Xinxing
XINXING
XINXING (540–594), Chinese Buddhist monk and founder of the Sanjie Jiao, or Three Stages sect. A native of Henan Province, Xinxing entered the religious life at an early age and eventually took full monastic orders (upasampadā) at the Fazang Si near the city of Ye, the capital of the Northern Qi dynasty and a thriving center of Buddhist learning. With the eclipse of the Northern Qi by the Northern Zhou dynasty and the initiation, in the year 574, of a vigorous proscription of Buddhism by the new government, Xinxing renounced his vows and lived as a common laborer. It was during this period that he formulated the religious doctrines that would form the basis for the Sanjie Jiao.
The foundation of Xinxing's thought was the conviction, common to many segments of the Buddhist community during the latter half of the sixth century, that the Buddha's teachings had recently entered a period of degeneration and decline foretold in several Buddhist scriptures. This period, known as mofa, or the Latter Days of the Law, was believed to be one in which the spiritual capacities of sentient beings would be so far diminished as to render them incapable of observing the Vinaya or of distinguishing good from evil and truth from falsehood. Because it was an age far removed from that of Śākyamuni (fifteen hundred years from the date of his parinirvāṇa by the reckoning of many of Xinxing's contemporaries), sentient beings were deemed no longer subject to his guidance and unable even to practice Buddhism as it had traditionally been taught, let alone to attain enlightenment. Adherents of this doctrine believed that mofa would last for ten thousand years, at the end of which time the teachings of Śākyamuni would disappear from this world.
Against this starkly eschatological background, Xinxing argued for a reappraisal of contemporary Buddhist practice, one that would bring it into conformity with the greatly altered historical conditions prevailing during the mofa. He believed that it was only when religious practices matched the capacities of sentient beings and the historical conditions under which they lived that genuine enlightenment was possible. Unlike thinkers of the Pure Land tradition, who saw in the onset of mofa the need to replace the traditional range of Buddhist practices with a single, "easy," discipline, the worship of the Buddha Amitābha, Xinxing claimed that the practice most appropriate to the mofa age was a radical recognition of the Buddhahood inherent in all sentient beings. Calling his teaching that of the Universal Dharma (pufa), Xinxing advocated rigorous moral training to combat the degeneracy of the age and a catholic embracement of "all Buddhas and all dharma s," predicated upon the underlying Buddha nature in all things. Members of his school were thus conspicuous for the public obeisance they made to others as a recognition of their potential Buddhahood, and for their strong emphasis on charitable activities. The sect came to receive lavish donations and eventually instituted wujin zangyuan ("inexhaustible treasuries") as a means of dispensing its charities to the needy and to the saṃgha.
With the reunification of the empire under the Sui (589), Xinxing was summoned to Chang'an by the emperor Wen (581–604). At the suggestion of one of his ministers, five temples were built in the capital for followers of the sect, thus providing an institutional base around which the sect flourished for the next decade. During this brief period of official favor and patronage Xinxing produced many of his most important works, including the Sanjie fofa and the Duigen qixin fa. In all, his works are believed to comprise at least forty fascicles, some of which were only recovered in this century among the documents unearthed at Dunhuang.

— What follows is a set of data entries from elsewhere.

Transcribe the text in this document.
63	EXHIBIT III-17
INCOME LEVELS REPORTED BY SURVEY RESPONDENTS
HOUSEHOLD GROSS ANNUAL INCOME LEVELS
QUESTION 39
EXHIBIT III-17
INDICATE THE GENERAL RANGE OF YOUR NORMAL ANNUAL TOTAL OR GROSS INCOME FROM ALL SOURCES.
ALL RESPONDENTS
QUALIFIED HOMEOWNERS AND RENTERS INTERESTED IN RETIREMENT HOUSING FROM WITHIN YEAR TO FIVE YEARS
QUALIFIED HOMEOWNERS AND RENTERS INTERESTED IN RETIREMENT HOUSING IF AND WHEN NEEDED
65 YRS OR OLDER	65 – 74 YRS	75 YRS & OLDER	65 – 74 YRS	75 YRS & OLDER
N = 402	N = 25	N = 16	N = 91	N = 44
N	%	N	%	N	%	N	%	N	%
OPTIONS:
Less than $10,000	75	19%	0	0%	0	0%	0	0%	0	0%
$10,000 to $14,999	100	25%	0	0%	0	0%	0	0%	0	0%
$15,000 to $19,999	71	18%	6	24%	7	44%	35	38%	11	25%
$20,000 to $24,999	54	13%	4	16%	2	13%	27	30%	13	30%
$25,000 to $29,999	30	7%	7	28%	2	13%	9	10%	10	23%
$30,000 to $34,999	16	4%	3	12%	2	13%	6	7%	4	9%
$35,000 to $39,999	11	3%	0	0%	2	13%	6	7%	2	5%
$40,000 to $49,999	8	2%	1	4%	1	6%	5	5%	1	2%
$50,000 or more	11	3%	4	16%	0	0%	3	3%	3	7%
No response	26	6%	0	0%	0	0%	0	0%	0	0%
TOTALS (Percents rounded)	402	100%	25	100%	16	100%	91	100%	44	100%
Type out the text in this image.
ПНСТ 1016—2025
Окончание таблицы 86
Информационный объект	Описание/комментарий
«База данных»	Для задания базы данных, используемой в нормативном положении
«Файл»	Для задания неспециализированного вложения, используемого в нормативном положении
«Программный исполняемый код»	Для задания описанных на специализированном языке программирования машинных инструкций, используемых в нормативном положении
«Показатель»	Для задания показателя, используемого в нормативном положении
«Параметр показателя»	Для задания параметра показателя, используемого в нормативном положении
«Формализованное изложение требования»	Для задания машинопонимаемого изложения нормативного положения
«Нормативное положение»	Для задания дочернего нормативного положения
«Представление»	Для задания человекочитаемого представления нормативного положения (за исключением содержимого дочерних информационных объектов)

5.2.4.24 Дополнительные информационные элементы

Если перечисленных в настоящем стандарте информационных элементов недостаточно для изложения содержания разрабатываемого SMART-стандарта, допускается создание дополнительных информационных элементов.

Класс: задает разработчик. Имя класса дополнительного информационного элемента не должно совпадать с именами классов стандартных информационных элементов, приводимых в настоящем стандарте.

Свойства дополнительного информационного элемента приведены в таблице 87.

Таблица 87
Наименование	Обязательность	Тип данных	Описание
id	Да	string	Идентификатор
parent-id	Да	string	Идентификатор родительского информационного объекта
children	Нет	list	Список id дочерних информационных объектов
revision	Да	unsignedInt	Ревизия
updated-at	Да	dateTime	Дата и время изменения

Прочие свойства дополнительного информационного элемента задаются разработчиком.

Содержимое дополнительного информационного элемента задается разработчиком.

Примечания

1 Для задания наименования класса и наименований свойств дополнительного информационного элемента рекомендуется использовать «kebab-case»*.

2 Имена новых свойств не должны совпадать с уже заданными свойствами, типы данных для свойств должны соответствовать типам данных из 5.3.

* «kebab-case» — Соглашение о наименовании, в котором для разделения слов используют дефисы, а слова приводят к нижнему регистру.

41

In the year 600, the Three Stages sect suffered the first in a series of proscriptions. The enormous wealth of the sect, its essentially negative assessment of the moral condition of society, and its contention that human institutions, particularly governments, were incapable of conferring any lasting spiritual benefits, made it a conspicuous target for the civil authorities. Throughout the Tang dynasty the sect suffered numerous attempts to seize its wealth and outlaw its writings, until it finally succumbed under the general suppression of Buddhism in the year 845.
See Also
Bibliography
For the traditional account of Xinxing's life, see his biography in Daoxuan's Xu gaoseng zhuan (T.D. 50. 559c–560b). Among modern studies of Xinxing and his sect, none surpasses Yabuki Keiki's Sangaikyō no kenkyū (1927; reprint, Tokyo, 1973). This monumental study includes some four hundred pages of original texts found at Dunhuang.
New Sources
Lewis, Mark Edward. "The Suppression of the Three Stages Sect: Apocrypha as a Political Issue." Chinese Buddhist Apocrypha (1990): 207–238.